Capitalism, socialism and overproduction
|Prabhat Patnaik 24/02/2020|
These notes are meant to clarify a point made earlier (Peoples’ Democracy, June 30, 2018) about the erstwhile socialist economies not having over-production crises as capitalist economies do.
It is in the nature of capitalism to have “over-production crises”, i.e., crises arising from “over-production” relative to demand. “Over-production” does not mean that more and more goods keep getting produced relative to demand, so that unsold stocks keep piling up. This may happen only for a brief period in the beginning; but as stocks pile up, production gets curtailed, causing recession and greater unemployment. “Over-production” in short is ex ante, in the sense that if production were to occur at full capacity use (or at some desired level of capacity utilisation), then the amount produced could not be sold because of a shortage of demand. But it manifests itself in reality in terms of recession and greater unemployment.

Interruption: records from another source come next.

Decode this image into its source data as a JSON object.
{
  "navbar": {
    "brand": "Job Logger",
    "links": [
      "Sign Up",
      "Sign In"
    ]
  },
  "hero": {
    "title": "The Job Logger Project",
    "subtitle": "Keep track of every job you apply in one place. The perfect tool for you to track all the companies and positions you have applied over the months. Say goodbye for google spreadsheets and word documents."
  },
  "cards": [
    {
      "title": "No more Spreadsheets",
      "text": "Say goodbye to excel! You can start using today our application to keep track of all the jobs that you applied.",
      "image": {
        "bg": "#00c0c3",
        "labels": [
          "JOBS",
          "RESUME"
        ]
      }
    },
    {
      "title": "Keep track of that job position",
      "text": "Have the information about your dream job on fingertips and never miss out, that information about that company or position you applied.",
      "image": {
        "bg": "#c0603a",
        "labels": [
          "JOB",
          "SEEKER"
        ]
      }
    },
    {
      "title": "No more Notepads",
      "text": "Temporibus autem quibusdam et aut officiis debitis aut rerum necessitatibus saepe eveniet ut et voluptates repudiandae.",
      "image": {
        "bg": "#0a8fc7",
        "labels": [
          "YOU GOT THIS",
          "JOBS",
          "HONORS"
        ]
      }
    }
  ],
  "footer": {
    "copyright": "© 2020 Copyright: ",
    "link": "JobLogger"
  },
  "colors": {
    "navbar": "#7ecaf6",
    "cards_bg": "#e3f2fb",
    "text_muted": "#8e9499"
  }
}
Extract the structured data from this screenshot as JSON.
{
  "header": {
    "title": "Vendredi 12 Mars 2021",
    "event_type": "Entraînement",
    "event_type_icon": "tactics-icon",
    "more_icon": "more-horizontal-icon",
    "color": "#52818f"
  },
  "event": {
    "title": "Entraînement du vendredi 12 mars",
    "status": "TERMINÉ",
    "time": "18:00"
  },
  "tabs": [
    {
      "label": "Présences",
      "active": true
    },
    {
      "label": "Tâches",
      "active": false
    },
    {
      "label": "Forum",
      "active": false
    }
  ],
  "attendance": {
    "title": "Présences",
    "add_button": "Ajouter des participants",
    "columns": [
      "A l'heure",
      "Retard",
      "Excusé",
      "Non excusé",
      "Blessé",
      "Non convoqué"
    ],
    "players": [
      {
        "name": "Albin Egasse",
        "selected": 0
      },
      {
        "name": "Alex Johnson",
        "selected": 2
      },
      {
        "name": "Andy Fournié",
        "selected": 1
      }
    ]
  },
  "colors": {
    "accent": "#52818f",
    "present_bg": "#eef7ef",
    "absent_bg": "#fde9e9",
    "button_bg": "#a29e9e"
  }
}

It is a mistake to believe that such crises are only cyclical in nature, i.e., that they get automatically reversed after a certain period of time. On the contrary, the Great Depression of the thirties, which was a classic over-production crisis, lasted nearly a decade and was finally overcome because of the war, or, to be precise, because of military expenditure in preparation for the second world war. Since 2008 there has again been an over-production crisis that has persisted with varying intensity right until now. There is thus no question of an over-production crisis under capitalism automatically disappearing. But what was striking about the erstwhile socialist economies of the Soviet Union and Eastern Europe is that they were free from over-production crises. The question is why?
Over-production crises under capitalism arise because of two main reasons. One, investment decisions under capitalism depend upon the expected growth of demand, for which the current growth of demand is taken as a clue: if demand slows down then investment gets restrained. Two, whenever investment gets restrained, so does consumption and hence total income (this is called the “multiplier” effect of investment).